Perspectives on Quantum Machine Learning
João Paulo PapaUNESP
Quantum computing emerged as a promising approach to cope with NP-hard problems. However, as the number of qubits increases, their fault tolerance decreases exponentially, characterizing the so-called Noisy Intermediate-Scale Quantum (NISQ) era. Moreover, the number of qubits available in quantum computers is far from the ideal. This talk reviews fundamental concepts about quantum machine learning and two applications: question-answering in natural language processing and pattern classification using the Optimum-Path Forest.
About the speaker
João Paulo Papa holds a Bachelor's degree in Information Systems from UNESP (2002), a Master's degree in Computer Science from UFSCAR (2005), a PhD in Computer Science from UNICAMP (2008), and has postdoc in Computer Science from both State University of Campinas (2009) and Harvard University (2015). Currently, he is Associate Professor in the Department of Computing at Universidade Estadual Paulista Júlio de Mesquita Filho (UNESP), and a collaborating researcher at the Department of Computing at the Federal University of São Carlos.
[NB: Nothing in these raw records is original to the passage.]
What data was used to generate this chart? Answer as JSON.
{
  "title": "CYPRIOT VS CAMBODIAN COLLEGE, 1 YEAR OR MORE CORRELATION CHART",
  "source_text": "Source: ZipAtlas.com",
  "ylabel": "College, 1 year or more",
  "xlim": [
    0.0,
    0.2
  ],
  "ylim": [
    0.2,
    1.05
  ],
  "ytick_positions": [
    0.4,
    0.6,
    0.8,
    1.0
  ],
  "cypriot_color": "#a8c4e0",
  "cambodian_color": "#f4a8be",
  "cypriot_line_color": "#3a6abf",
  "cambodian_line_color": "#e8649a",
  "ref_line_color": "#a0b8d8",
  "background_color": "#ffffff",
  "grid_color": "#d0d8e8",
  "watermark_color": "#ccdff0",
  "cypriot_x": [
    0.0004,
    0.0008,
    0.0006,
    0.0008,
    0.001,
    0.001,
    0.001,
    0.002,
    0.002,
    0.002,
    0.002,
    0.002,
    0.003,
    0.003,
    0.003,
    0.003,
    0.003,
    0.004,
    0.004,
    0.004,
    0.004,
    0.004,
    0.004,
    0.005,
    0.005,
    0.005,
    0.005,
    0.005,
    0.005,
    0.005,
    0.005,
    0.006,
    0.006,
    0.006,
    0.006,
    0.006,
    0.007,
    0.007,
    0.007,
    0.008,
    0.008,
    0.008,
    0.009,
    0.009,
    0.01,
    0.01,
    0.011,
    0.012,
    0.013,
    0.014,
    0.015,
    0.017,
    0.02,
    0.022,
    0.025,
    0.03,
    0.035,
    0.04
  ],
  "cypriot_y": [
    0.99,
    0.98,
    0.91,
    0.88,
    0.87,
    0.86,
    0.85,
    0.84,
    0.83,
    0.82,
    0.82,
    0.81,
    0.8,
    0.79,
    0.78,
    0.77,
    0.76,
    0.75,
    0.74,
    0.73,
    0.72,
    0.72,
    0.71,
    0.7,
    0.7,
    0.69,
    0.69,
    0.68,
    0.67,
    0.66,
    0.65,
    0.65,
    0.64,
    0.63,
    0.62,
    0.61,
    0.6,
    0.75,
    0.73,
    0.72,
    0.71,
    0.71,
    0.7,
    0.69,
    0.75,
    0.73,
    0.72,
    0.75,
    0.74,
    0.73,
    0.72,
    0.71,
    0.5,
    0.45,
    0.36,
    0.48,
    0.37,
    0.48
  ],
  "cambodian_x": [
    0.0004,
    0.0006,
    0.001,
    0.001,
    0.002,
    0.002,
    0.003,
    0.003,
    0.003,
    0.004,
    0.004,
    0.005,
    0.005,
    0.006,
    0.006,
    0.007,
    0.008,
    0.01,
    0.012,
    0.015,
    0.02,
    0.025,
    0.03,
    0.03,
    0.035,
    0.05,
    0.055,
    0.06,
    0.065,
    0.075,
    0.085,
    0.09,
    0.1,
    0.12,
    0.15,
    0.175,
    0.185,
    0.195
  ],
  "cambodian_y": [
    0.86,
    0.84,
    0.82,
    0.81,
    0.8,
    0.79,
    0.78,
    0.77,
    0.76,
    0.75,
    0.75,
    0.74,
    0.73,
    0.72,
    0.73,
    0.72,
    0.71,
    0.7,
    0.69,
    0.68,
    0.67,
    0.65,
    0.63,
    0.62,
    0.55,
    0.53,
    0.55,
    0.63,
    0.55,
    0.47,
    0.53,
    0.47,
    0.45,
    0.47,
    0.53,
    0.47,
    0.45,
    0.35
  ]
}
He is currently a senior editor of the journal IEEE Signal Processing Letters, as well as a member of the editorial board of the journals Computer Methods in Biomechanics and Biomedical Engineering, Journal of Next Generation Information Technology, and International Journal of Bio-Inspired Computation. He is co-editor of a book in the area of meta-heuristic optimization, as well as has collaborations with several international institutions. He has been a guest professor at the Ostbayerische Technische Hochschule (Germany), Coordinator of the Postgraduate Program in Computer Science at UNESP, as well as a Fellow of the Alexander von Humboldt Foundation supported by CAPES, Brazilian representative at the International Association for Pattern Recognition (ICPR) and senior IEEE member. He was a full member of the Special Commission for Computer Graphics and Image Processing (CEGRAPI) in the period 2015-2018. He has experience in the area of Computer Science, with an emphasis on Computing Systems, working mainly on the following topics: image processing, machine learning, and pattern recognition. He also participates in projects in the area of Petroleum Engineering with the Center for Geosciences Applied to Petroleum (UNESPETRO), UNESP at Rio Claro. He is currently chair of the IEEE Task Force on Business Intelligence and Knowledge Management.